Emissions Mission in Maritime Logistics
Vehicle shipping is often a quiet driver of Scope 3 emissions. Yet fuel choices can turn routine transport into measurable progress.
What Toyota Motor Europe Achieved
From August to December 2024, Toyota Motor Europe cut 22,148 tonnes of CO2e through United European Car Carriers Sail for Change fuel switch programme. The saving came from transporting 54,991 vehicles on vessels bunkering lower carbon marine fuels. The impact is comparable to growing 366,215 tree seedlings for 10 years.
Why Verification Matters for ESG Reporting
Action matters more when it is provable. EnviroSense validated the savings as compliant with EU RED II sustainability criteria for marine fuel sourcing, including agricultural biomass plus bio waste and residue feedstocks. This strengthens ESG reporting and reduces the risk of disputed claims.
From Savings to a Scalable System
UECC and Toyota have collaborated for over 30 years, with close to 200,000 vehicles shipped annually. For 2025, Toyota expects 57,448 tonnes of CO2e reduction on routes from Turkey and the Czech Republic to Northern Europe. The insight is simple: scale arrives when a climate measure is built into procurement and planning, not treated as a pilot.

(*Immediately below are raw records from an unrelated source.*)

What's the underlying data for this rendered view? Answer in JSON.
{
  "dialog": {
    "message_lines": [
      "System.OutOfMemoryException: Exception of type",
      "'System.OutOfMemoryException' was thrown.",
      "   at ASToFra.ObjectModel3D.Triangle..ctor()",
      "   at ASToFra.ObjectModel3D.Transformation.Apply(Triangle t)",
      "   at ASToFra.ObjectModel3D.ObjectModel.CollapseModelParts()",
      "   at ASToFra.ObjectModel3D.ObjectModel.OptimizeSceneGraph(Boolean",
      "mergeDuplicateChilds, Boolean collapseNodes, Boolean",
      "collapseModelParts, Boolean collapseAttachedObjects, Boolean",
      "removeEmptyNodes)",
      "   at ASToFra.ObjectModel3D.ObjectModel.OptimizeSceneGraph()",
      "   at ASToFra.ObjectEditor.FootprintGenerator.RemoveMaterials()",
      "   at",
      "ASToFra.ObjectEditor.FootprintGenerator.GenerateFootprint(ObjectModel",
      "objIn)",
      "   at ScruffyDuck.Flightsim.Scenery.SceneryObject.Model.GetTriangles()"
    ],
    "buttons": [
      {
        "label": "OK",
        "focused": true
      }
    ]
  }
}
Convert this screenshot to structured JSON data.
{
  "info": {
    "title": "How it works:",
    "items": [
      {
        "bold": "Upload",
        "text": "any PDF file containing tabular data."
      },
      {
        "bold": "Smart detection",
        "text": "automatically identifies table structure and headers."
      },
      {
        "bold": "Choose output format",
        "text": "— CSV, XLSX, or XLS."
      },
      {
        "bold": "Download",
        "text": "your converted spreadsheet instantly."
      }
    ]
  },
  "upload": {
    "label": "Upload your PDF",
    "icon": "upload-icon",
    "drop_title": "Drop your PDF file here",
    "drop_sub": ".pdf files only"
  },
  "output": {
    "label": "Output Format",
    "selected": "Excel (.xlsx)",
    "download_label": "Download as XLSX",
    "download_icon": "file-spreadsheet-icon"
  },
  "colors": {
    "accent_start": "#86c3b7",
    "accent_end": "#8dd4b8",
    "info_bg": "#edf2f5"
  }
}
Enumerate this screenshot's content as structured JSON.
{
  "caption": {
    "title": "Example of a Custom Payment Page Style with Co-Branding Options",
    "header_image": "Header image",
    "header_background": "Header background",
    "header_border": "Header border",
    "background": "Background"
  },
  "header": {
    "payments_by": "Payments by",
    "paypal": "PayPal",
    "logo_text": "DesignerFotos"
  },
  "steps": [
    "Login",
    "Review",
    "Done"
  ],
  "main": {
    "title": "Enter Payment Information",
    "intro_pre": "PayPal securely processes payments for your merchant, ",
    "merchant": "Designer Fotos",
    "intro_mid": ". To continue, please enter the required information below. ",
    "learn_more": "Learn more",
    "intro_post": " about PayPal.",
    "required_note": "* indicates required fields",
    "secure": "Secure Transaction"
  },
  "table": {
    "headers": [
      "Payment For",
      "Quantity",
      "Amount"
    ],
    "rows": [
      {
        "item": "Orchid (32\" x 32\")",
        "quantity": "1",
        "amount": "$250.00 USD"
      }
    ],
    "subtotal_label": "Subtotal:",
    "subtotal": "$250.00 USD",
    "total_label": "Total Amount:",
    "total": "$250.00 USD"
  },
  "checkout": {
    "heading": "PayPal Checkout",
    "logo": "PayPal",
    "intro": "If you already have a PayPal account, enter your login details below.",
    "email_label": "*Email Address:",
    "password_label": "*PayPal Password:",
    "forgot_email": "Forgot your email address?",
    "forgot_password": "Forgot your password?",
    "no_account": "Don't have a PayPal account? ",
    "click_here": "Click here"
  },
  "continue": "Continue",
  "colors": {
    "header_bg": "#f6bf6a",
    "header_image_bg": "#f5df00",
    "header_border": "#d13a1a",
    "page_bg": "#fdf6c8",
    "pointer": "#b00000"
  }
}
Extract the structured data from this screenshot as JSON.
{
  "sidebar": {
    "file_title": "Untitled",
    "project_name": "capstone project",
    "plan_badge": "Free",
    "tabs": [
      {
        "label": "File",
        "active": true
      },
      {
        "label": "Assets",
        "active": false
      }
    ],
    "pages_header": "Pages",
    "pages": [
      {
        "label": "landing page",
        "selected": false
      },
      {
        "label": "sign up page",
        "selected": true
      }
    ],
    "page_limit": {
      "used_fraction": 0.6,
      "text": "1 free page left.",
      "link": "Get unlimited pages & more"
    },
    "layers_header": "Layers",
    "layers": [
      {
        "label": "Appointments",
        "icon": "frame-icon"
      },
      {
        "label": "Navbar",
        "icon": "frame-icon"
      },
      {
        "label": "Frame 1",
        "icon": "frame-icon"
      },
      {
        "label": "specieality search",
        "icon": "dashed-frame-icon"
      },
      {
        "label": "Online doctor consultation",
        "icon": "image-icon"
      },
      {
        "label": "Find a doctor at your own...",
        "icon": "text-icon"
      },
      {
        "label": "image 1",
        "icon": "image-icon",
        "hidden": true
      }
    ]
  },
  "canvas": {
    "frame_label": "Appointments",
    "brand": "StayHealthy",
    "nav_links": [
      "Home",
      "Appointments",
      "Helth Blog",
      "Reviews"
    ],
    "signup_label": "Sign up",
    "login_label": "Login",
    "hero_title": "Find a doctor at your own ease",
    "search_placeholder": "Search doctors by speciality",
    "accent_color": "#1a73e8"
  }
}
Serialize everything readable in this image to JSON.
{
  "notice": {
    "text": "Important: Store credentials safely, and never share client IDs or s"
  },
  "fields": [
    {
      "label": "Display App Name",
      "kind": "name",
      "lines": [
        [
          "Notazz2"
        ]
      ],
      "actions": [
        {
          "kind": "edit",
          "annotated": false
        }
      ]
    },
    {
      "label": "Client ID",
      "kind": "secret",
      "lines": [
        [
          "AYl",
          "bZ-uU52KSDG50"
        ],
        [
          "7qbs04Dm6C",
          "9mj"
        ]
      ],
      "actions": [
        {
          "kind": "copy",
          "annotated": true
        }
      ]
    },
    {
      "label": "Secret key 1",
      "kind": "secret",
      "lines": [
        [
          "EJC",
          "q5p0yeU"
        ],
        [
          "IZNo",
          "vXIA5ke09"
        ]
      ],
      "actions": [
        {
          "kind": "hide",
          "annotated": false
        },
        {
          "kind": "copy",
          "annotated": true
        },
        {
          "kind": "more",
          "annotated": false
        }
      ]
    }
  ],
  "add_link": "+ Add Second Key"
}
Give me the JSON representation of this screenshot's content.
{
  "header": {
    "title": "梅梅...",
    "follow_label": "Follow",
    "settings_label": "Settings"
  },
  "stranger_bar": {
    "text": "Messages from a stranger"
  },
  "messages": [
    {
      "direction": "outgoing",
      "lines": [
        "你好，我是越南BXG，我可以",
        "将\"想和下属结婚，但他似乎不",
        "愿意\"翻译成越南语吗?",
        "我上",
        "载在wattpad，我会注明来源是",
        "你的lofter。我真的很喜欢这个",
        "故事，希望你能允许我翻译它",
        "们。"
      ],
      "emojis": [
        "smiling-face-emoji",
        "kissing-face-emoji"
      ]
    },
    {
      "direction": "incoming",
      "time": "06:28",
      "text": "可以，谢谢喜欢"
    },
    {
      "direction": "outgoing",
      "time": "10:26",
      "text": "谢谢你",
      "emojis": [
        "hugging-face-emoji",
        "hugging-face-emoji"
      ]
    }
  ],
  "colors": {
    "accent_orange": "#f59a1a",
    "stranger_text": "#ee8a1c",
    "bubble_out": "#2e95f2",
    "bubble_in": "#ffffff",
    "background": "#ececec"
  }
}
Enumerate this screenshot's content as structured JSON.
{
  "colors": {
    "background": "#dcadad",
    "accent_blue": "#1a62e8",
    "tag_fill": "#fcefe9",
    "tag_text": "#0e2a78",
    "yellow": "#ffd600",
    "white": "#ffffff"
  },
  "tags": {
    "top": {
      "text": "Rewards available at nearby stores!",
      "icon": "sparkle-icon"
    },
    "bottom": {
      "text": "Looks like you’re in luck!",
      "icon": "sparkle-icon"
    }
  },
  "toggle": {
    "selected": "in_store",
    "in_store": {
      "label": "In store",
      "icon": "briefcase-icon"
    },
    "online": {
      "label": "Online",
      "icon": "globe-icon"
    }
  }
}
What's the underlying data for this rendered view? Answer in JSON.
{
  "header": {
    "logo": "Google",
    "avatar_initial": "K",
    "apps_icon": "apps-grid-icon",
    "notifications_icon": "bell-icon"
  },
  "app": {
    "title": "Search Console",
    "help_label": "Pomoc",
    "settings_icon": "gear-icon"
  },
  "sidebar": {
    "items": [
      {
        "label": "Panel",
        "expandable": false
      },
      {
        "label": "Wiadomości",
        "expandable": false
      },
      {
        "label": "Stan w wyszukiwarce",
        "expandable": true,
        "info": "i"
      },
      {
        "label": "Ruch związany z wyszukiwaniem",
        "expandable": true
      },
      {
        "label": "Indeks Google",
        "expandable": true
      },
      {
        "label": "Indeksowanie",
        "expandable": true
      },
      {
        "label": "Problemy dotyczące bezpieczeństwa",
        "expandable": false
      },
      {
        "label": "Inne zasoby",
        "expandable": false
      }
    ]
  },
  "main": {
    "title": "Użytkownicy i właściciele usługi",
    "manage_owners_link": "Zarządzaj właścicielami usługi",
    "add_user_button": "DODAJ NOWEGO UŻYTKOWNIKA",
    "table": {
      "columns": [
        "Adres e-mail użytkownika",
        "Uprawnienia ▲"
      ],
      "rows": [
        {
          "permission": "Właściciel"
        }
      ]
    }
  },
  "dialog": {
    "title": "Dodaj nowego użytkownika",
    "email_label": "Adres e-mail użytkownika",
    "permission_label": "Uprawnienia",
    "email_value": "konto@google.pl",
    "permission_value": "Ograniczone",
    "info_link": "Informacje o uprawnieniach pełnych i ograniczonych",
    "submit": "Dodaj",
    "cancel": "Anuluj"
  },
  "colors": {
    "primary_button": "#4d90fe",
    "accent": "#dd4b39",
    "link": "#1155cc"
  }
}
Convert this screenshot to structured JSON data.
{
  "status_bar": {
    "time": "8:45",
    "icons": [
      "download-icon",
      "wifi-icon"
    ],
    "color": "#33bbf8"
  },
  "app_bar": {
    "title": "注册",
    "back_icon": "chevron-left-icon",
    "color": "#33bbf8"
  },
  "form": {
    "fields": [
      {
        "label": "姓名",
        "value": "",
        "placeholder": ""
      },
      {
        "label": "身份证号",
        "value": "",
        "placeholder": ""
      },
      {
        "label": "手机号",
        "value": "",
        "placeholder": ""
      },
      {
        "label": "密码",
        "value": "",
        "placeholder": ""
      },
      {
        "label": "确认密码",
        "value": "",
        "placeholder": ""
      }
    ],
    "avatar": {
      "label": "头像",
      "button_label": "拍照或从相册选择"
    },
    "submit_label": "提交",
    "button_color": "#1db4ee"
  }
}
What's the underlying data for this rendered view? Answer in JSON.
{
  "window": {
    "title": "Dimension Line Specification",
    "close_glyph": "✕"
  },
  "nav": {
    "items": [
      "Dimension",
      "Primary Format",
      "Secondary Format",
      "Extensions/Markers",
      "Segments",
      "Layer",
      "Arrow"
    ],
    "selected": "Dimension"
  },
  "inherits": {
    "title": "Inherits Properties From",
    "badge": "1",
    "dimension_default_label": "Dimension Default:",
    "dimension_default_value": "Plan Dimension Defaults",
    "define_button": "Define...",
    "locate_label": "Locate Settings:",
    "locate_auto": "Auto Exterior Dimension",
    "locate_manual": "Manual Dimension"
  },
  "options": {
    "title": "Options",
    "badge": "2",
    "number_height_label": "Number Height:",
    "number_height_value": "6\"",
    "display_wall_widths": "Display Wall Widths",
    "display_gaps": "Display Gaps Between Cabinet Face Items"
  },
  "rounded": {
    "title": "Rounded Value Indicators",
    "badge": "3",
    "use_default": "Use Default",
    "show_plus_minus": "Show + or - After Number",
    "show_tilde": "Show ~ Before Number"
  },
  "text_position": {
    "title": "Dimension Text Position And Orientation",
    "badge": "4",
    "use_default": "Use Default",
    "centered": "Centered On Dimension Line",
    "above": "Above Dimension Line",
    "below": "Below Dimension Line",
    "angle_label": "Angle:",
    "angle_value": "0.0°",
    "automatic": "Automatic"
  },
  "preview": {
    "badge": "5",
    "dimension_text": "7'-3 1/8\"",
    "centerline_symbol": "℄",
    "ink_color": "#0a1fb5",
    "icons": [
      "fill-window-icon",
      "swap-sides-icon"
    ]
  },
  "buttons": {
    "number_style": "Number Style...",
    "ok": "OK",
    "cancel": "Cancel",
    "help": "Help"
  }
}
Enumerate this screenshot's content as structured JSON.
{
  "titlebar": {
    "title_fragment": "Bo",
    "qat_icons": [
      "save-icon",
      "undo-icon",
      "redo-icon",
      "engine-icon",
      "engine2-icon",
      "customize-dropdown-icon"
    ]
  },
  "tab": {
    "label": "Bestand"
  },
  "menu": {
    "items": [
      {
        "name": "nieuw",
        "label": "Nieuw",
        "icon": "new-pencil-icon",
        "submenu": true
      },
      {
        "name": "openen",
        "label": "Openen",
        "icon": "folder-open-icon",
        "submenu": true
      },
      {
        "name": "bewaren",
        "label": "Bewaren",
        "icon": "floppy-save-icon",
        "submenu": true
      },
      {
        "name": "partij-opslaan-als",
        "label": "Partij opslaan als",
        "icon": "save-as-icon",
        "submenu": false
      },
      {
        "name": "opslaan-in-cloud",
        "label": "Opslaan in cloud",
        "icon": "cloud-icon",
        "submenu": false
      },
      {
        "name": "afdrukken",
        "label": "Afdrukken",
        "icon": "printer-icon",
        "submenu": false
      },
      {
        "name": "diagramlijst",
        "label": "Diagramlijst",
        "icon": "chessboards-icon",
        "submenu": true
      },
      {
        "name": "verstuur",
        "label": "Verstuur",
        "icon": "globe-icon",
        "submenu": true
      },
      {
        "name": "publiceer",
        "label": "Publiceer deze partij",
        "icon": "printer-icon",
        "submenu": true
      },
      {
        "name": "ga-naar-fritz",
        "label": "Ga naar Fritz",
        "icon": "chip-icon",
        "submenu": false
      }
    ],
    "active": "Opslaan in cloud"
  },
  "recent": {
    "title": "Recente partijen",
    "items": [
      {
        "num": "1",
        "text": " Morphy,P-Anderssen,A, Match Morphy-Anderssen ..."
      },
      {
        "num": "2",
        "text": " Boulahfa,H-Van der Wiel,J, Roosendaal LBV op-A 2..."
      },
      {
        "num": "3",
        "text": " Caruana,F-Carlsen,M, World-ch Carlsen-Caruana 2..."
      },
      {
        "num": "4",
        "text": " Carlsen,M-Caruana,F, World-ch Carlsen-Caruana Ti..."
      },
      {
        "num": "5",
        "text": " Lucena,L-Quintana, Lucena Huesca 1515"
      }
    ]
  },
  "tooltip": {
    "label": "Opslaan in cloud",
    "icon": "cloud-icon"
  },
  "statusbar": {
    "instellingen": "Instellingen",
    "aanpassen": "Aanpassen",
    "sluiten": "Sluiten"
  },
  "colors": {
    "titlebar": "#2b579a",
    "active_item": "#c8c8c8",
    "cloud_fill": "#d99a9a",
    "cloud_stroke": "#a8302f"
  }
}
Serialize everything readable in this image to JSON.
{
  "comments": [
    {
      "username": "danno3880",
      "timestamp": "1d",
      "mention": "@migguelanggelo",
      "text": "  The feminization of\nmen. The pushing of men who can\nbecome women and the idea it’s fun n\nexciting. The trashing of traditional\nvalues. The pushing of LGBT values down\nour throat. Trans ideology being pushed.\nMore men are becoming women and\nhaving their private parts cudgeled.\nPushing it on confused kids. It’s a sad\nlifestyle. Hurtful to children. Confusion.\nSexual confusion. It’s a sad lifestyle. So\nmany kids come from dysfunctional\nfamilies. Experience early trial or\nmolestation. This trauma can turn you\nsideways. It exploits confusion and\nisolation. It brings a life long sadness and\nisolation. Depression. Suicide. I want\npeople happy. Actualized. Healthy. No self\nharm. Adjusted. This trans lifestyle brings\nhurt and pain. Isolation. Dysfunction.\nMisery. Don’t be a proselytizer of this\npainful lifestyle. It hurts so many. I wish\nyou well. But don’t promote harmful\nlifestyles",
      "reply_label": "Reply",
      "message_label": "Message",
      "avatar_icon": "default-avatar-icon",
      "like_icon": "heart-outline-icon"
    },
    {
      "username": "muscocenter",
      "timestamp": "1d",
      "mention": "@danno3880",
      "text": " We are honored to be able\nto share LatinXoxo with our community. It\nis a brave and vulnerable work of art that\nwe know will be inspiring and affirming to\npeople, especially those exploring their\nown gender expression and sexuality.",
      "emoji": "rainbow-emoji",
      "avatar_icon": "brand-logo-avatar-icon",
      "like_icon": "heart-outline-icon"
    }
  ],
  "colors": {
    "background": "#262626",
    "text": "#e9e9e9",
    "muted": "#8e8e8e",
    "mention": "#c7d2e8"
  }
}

A Practical Insight for Supply Chain Teams
Decarbonising logistics starts with a question: can providers offer low carbon options with auditable evidence. When purchasing guidelines reward verified reductions, carriers have a clear signal to invest in alternative fuels and newer vessels.
Conclusion
This case shows that Scope 3 progress is not only about new technology. It is also about partner selection, proof, and embedding carbon outcomes into everyday shipping decisions. It helps finance teams trust the numbers they publish. To replicate results, map your highest volume lanes, request verified fuel programmes, and set supplier criteria that make lower emissions the default.